Replies are listed 'Best First'.
Re^2: can i avoid all these nested hashes
by Anonymous Monk on Dec 13, 2010 at 01:51 UTC

    That's clumbsier, slower, and uses 4 times as much memory.

    You're sugesting replacing one line of built-in code

    $snp{'Gene1'}{'Trans1'}{'color'} = 'blue';

    with

    my $snp1 = SNP->new(id => 'SNP1'); my $gene = $snp1->addGene('Gene1'); my $trans = $gene->addTranscript('Trans1'); $trans->setProp(big => 1);

    Plus 70 lines of code that does nothing more than replicate built-in functionality. More code, means more bugs.

    The very definition of assinine.

      At first glance, what Grandfather did above looks a lot like "copy/paste" coding, and maybe even "OOP for OOP's sake". But you don't have to look all that closely at his code, and you don't have think very long about the domain of the problem, to understand that Grandfather is actually making a smart investment up front, in anticipation of what could end up being a fairly diverse set of problems to be addressed.

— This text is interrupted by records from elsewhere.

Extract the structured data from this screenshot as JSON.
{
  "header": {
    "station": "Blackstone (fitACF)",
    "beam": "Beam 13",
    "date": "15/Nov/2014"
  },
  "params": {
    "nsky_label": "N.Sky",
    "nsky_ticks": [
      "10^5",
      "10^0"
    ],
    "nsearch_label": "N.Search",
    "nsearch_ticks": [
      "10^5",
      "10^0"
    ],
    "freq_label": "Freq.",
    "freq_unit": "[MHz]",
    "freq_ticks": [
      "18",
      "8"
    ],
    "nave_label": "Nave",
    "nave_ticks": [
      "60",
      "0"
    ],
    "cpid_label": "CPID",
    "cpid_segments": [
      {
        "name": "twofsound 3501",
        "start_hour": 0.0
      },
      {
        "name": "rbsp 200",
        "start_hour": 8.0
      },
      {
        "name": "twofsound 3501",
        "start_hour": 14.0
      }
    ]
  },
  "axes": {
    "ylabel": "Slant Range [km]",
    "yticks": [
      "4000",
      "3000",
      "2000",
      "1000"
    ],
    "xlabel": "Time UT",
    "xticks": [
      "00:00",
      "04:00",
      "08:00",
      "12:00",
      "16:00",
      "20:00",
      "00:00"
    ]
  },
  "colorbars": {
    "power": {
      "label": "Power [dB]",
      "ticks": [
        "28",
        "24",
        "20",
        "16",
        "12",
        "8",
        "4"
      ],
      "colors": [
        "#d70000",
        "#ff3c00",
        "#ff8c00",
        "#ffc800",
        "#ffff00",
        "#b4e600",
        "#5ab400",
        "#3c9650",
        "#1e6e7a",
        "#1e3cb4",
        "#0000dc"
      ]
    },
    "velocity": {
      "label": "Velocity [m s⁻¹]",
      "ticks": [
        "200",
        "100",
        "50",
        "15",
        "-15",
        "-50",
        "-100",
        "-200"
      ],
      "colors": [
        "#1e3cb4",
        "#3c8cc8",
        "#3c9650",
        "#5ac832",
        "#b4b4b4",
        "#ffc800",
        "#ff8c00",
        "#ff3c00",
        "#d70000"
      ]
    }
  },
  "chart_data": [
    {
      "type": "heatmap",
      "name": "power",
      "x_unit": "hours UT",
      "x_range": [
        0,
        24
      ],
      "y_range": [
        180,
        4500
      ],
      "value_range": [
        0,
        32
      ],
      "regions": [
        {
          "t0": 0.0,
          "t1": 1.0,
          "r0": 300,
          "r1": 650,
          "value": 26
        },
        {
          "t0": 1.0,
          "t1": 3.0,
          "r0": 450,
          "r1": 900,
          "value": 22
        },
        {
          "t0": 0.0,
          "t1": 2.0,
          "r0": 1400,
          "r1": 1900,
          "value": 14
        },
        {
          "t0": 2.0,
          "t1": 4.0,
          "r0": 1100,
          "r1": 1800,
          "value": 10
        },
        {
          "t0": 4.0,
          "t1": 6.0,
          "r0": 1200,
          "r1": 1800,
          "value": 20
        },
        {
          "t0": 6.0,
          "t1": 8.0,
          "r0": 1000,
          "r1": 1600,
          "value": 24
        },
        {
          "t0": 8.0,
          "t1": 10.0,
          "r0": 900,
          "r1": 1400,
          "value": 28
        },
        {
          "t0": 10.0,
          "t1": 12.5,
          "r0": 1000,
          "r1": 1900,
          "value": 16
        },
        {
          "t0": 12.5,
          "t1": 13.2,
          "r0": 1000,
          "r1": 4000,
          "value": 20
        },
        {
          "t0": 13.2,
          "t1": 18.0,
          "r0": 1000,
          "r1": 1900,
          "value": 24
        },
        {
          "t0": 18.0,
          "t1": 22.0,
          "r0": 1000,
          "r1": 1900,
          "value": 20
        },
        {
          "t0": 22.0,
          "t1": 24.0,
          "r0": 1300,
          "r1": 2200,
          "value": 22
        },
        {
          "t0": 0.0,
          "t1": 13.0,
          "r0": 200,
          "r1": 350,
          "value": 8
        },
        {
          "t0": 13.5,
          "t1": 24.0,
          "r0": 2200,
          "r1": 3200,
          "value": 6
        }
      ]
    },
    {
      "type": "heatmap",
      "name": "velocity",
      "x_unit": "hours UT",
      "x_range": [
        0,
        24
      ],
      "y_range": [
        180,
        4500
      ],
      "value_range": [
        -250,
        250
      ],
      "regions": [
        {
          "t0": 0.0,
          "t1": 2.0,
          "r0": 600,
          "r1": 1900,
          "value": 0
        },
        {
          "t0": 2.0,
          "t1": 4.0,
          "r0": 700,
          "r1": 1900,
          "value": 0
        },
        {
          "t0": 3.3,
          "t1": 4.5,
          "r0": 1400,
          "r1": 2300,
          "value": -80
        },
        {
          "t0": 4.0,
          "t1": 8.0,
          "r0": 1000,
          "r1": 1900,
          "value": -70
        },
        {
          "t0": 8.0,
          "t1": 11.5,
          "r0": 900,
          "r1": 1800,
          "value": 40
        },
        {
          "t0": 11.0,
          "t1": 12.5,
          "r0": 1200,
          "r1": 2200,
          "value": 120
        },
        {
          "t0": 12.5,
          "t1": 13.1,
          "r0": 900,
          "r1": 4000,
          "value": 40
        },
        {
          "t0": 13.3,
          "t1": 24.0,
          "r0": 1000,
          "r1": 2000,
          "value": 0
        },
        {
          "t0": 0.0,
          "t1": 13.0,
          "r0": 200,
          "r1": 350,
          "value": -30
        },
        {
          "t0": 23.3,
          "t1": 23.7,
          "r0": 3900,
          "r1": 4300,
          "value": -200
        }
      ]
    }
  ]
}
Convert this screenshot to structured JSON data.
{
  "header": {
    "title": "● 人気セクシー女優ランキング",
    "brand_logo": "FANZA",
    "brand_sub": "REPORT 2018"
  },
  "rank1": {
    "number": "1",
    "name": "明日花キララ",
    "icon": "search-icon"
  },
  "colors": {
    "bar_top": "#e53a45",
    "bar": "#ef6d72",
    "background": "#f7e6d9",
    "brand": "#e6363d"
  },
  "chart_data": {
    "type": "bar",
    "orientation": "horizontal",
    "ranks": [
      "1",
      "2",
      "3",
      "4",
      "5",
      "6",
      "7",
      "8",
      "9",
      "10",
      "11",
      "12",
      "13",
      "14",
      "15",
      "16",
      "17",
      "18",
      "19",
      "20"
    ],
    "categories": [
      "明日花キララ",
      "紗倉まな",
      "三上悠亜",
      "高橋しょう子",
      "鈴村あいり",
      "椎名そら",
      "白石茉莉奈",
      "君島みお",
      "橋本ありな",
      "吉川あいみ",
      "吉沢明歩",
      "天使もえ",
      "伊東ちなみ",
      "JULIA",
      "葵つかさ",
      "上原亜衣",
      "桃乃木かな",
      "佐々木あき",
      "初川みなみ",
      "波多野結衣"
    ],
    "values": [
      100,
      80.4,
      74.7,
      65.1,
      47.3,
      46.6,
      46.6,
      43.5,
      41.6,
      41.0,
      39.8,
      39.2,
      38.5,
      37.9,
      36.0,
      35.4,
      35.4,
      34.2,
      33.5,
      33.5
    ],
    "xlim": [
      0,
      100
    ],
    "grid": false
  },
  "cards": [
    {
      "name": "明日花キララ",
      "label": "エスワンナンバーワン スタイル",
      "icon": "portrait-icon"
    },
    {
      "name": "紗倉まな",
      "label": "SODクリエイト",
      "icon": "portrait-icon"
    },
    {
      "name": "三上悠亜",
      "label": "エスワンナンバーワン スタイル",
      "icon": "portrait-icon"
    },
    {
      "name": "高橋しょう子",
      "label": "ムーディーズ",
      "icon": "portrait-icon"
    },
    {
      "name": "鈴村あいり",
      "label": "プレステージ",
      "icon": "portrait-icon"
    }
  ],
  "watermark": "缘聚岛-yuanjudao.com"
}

      I'm all for using expedients whenever possible, and I would have probably used BrowserUK's approach myself, if I knew that there was just the one question to be answered (and quickly) about the data. But putting in a foundation for future work is not "assinine" [sic].

        Ask your average haulier if it is a "sound investment" to send a 8mpg 18-wheeler to pick up a 1/4 tonne of goods from a new customer, in antisipation that they might become a 25-tonne per trip customer sometime in the future.